Monday, January 25, 2010

Taskfs with one to one mapping

Taskfs is now properly working with one to one mapping between Taskfs resource and single remote node. Current implementation of Taskfs allows users to mount multiple remote nodes inside /remote as subdirectory with any name. Taskfs will find all valid remote resources, and reserve one for current job execution. Currently scheduling between remote resources is not implemented as no information about load or remote session is available. But once this information is available, making informed scheduling decision is trivial modification to this code. Also, the validity of remote resource is checked by presence of local/clone file. The revision no. of this code is 5476644bd5.

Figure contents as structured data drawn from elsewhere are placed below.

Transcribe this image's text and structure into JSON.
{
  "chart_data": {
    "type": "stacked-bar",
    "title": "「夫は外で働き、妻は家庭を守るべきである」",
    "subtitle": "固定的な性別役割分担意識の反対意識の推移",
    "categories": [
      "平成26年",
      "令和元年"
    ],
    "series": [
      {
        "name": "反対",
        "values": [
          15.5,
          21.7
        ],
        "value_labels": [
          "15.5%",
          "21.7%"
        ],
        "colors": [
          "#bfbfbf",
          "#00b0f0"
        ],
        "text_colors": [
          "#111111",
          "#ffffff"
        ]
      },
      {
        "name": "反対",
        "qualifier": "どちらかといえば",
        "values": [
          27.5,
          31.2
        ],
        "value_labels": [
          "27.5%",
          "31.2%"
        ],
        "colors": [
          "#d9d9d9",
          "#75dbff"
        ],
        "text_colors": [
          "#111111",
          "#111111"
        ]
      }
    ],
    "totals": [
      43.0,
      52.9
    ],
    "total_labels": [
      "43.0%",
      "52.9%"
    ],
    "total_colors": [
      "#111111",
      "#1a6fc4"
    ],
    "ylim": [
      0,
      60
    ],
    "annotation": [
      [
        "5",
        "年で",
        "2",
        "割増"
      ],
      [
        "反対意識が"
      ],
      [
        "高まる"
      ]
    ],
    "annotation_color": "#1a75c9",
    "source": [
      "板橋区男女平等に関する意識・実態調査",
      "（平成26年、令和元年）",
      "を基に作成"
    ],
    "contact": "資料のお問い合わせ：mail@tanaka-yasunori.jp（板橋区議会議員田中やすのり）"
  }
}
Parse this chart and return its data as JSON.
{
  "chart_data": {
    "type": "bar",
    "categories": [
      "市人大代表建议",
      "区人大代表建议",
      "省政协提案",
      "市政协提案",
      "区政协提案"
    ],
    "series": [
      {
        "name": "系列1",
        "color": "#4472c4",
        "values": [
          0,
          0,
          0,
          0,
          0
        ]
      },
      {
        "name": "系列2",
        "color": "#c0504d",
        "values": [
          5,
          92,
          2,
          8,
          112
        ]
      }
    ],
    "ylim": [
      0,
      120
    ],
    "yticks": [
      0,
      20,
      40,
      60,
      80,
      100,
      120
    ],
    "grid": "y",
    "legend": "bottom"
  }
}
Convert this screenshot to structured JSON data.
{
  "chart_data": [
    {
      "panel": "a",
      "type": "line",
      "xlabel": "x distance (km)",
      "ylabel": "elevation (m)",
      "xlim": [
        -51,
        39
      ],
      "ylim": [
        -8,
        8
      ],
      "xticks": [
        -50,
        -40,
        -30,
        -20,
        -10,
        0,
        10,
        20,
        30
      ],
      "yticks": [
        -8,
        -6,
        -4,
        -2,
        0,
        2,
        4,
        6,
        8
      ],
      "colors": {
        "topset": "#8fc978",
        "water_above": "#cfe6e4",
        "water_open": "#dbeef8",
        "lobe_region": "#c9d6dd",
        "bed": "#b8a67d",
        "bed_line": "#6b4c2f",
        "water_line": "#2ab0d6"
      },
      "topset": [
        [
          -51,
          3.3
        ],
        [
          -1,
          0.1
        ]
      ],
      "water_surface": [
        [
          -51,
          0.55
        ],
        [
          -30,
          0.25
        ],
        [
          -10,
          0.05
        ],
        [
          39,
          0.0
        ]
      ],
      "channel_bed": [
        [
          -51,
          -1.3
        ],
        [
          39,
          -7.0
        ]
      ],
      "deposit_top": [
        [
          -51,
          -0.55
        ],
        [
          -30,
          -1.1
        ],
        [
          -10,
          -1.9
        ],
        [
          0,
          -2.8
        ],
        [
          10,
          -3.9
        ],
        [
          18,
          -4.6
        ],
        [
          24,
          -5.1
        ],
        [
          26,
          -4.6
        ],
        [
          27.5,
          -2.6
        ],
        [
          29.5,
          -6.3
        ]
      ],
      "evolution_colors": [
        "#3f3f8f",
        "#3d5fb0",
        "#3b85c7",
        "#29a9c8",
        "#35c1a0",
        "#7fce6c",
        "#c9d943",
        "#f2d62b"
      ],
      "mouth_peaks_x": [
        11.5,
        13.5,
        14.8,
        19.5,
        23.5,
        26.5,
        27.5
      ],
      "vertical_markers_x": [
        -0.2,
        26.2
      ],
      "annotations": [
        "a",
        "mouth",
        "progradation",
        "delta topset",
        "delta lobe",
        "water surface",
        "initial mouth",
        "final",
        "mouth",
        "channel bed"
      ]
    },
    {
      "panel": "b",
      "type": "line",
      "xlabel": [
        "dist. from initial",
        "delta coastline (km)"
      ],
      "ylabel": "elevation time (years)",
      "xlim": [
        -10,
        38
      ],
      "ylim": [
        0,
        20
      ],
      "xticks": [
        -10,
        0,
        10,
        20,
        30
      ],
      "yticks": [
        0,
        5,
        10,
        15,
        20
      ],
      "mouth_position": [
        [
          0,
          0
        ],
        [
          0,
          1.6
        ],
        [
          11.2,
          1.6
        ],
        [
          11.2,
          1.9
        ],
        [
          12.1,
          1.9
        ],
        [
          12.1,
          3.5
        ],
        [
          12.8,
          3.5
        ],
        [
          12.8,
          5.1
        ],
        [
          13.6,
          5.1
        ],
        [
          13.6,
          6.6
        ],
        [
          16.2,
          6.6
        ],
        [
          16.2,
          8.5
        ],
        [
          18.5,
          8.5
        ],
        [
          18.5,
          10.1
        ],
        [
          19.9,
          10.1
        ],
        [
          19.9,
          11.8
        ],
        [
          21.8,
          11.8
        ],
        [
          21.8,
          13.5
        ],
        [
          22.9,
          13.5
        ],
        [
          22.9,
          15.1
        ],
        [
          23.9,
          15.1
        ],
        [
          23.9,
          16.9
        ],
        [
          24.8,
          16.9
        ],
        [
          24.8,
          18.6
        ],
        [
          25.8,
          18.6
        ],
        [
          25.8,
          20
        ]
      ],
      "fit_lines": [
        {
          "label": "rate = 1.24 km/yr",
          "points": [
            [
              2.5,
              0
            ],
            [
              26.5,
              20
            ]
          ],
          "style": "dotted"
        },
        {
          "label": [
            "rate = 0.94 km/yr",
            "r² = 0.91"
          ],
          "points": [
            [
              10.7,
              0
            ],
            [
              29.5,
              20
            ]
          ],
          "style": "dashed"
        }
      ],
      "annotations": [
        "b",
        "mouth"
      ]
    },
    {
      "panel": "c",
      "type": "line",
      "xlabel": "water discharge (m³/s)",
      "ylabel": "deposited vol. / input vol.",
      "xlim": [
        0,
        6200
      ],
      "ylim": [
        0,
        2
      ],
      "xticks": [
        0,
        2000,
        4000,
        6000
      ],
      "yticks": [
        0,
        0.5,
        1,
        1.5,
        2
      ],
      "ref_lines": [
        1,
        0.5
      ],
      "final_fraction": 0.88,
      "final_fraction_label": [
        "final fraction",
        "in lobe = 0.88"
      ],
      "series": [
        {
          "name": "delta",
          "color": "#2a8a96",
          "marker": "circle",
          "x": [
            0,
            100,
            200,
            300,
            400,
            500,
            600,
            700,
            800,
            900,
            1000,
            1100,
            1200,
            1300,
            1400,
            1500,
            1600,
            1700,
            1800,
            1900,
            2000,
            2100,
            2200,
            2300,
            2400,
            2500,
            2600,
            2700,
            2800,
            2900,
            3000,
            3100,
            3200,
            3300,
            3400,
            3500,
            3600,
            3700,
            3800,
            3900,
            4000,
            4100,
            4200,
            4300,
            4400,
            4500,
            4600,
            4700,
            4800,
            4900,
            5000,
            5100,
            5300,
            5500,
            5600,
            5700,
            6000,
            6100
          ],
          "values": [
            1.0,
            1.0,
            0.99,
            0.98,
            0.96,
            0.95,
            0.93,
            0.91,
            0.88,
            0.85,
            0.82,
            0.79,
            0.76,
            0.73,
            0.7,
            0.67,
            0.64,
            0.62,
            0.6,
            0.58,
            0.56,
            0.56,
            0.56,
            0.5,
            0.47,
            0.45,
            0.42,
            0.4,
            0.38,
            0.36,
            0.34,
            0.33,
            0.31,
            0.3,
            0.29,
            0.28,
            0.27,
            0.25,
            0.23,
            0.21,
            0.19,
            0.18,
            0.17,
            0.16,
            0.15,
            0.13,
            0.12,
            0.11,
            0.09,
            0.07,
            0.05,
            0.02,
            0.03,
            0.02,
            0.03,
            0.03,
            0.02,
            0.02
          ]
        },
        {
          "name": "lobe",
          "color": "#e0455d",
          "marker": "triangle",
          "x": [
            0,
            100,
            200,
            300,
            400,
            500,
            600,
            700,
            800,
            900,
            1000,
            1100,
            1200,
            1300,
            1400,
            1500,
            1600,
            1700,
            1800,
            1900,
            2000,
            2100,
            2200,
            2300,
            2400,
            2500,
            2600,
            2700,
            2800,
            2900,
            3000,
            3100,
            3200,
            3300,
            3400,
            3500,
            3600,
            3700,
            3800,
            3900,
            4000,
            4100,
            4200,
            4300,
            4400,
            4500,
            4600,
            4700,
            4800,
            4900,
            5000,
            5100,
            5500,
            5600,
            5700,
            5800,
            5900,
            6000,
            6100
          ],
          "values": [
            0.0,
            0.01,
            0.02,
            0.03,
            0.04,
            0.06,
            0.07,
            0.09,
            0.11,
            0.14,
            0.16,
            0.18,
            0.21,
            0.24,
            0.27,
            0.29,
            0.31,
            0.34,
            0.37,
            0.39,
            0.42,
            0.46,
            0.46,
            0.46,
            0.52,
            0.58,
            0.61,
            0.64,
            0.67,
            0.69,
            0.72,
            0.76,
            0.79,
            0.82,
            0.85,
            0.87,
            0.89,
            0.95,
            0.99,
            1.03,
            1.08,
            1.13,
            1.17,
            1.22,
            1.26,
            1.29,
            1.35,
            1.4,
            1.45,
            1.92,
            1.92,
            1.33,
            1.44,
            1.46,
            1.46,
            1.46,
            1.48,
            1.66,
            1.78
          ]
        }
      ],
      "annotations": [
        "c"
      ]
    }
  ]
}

Next target for Taskfs is support for one to many mapping. This will allow single Taskfs resource to manage and utilize multiple remote resources. By this mechanism, by sending single command to ctl file in Taskfs resource, that command can be executed on multiple remote resources simultaneously, and output will be automatically aggregated back into single stdout file of Taskfs resource.

Following is the demo of Taskfs with one to one mapping.


; cd /task/remote
; cat clone
cat: cannot open clone: Remote resources not present at [/remote]
; mount -A tcp!127.0.0.1!6666 /remote/host1
; cat clone
0; cd 0
; echo exec pwd > ctl
; cat stdio
/home/pravin/projects/inferno/ericvh/ericvh-brasil
; cd ..
; mount -A tcp!127.0.0.1!6667 /remote/host2
; cat clone
0; cd 0
; echo exec pwd > ctl
; cat stdio
/usr/share/lxr/source/inferno/ericvh-brasil
;


This demo shows that the output of two pwd commands is different. This is because taskfs selected host1 node when only one remote node was available. But it selected host2 node when there were two nodes available.